MGX Fund Management Limited
- Type: Government-owned
- Industry: Artificial intelligence; investment management;
- Founded: 2024; 2 years ago
- Founder: Abu Dhabi Government
- Headquarters: Abu Dhabi, United Arab Emirates,
- Key people: Tahnoun bin Zayed Al Nahyan (chairman); Khaldoon Al Mubarak (vice chairman); Ahmed Yahia Al Idrissi (CEO);
- Products: Artificial intelligence, technology funds
- Website: mgx.ae

= MGX Fund Management Limited =

Emirati AI investment company

MGX Fund Management Limited (MGX) is an Emirati state-owned investment firm for artificial intelligence (AI) technologies. Established by the government of Abu Dhabi in 2024, MGX aims to become a vehicle for AI-driven investments with a target of managing US$100 billion in assets.

== History ==
MGX was established in 2024 by the government of Abu Dhabi to channel investments into AI-driven technologies and startups and to foster innovation and drive economic growth within the region. MGX was launched in March by two entities: global investment company Mubadala and an artificial intelligence firm G42. MGX's board chair is Sheikh Tahnoun bin Zayed Al Nahyan and Khaldoon Al Mubarak is the vice chair. In September 2024, MGX, BlackRock, and Microsoft announced the Global AI Infrastructure Investment Partnership, an AI investment fund that will focus on data centers and their power infrastructure.

In January 2025, MGX partnered with OpenAI, SoftBank, and Oracle on the Stargate Project. In March 2025, MGX made a minority investment in Binance, using World Liberty Financial's Stablecoin for the $2 billion investment. The transaction was announced by the Trump family, with The New York Times calling the announcement "a public and vivid illustration of the ethical conflicts swirling around Mr. Trump’s crypto firm."

MGX, as of July 2025, was working with Mistral and Nvidia to build the largest AI data center campus in Europe. MGX had announced in early 2025 that it planned to invest US$31.2 billion to US$52 billion in the new data center campus in France, to have a one-gigawatt capacity focused on AI.

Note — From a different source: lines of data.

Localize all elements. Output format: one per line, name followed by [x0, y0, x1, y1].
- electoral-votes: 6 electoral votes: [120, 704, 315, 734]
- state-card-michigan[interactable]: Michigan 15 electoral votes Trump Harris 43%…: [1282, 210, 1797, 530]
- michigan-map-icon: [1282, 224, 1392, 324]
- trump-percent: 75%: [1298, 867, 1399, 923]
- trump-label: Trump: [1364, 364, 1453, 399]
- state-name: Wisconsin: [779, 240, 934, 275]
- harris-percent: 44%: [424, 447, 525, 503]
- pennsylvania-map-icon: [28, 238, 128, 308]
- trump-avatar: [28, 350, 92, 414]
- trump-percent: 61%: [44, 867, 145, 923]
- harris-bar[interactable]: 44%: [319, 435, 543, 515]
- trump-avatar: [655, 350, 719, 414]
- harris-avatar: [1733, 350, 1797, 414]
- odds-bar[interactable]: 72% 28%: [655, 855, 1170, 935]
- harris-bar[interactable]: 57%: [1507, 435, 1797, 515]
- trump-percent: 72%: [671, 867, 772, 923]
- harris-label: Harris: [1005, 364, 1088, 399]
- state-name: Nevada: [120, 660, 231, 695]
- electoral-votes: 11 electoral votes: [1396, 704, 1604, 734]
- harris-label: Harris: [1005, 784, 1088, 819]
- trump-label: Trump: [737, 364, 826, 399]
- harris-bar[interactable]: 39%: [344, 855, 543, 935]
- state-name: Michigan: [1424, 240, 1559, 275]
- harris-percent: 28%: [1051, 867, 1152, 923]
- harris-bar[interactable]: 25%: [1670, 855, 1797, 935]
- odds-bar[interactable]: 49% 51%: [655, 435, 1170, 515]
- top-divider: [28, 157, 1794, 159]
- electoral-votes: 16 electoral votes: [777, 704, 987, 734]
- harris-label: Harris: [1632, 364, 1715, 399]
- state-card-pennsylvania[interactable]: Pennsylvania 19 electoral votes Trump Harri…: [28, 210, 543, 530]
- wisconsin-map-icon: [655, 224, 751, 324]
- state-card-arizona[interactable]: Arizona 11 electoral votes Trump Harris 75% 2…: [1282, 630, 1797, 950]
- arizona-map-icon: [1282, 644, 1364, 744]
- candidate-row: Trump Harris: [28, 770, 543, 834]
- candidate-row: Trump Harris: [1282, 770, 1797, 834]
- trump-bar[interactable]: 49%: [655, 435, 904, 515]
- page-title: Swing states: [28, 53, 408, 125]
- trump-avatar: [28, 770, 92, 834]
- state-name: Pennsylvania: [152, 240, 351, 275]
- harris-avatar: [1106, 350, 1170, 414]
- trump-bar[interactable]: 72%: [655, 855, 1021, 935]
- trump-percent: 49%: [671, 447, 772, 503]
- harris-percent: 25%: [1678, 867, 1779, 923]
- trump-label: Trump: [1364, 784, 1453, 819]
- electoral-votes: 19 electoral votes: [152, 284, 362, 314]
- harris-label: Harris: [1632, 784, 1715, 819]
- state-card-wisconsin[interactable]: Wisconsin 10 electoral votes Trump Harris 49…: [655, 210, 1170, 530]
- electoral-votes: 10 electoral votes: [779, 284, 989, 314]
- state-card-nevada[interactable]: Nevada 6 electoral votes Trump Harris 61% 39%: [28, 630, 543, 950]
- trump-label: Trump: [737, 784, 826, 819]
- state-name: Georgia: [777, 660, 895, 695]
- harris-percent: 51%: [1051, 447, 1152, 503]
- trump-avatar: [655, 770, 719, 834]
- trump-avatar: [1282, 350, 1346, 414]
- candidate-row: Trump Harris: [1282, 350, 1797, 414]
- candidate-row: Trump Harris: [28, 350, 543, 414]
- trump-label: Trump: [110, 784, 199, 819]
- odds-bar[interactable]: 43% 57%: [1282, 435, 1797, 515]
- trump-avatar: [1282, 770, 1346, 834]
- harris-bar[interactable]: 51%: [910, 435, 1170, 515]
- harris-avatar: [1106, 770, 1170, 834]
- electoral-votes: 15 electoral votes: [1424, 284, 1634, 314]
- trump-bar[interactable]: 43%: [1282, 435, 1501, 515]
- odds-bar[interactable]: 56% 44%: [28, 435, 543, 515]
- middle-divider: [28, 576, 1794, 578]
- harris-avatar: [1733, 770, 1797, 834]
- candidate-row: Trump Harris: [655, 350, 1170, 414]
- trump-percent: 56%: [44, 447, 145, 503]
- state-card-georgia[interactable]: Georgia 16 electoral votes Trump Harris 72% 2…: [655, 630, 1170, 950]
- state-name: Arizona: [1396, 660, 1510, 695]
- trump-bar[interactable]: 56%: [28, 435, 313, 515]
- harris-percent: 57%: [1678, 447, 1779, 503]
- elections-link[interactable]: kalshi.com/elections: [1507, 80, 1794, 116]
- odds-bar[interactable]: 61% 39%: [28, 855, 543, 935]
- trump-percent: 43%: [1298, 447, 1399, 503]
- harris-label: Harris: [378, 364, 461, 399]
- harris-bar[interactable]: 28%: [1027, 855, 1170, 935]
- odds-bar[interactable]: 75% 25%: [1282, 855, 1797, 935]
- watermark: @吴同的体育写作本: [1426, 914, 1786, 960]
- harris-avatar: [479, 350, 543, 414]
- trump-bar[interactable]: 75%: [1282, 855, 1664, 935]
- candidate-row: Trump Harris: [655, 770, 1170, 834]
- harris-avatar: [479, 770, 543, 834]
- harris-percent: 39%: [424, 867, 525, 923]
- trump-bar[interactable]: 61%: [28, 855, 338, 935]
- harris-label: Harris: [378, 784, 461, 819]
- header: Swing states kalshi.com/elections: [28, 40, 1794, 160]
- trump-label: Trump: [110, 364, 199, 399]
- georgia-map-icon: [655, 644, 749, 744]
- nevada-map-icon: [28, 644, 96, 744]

On September 25, 2025, Trump approved a deal where TikTok in the United States would be controlled by a new US-controlled entity with Oracle, Silver Lake, and MGX collectively holding around 45% of the company and ByteDance retaining less than 20%. The new company TikTok USDS was established in January 2026.

In October 2025, a consortium involving MGX, AIP, and BlackRock's GIP agreed to acquired Aligned Data Centers for $40 billion from Macquarie Asset Management. It was reported as the largest global data center deal to date.

In June 2026, MGX raised close to $50 billion from regional and global investors for a fund to accelerate spending on AI infrastructure and technology.

== Operations ==
MGX operates primarily within the global AI technology sector, focusing on identifying and investing in high-potential AI startups and established companies and has AI ventures across North America, Europe, Asia, and the Middle East. Its website in 2025 described three related areas of focus with investments: semiconductor companies, AI infrastructure companies, and AI technology companies.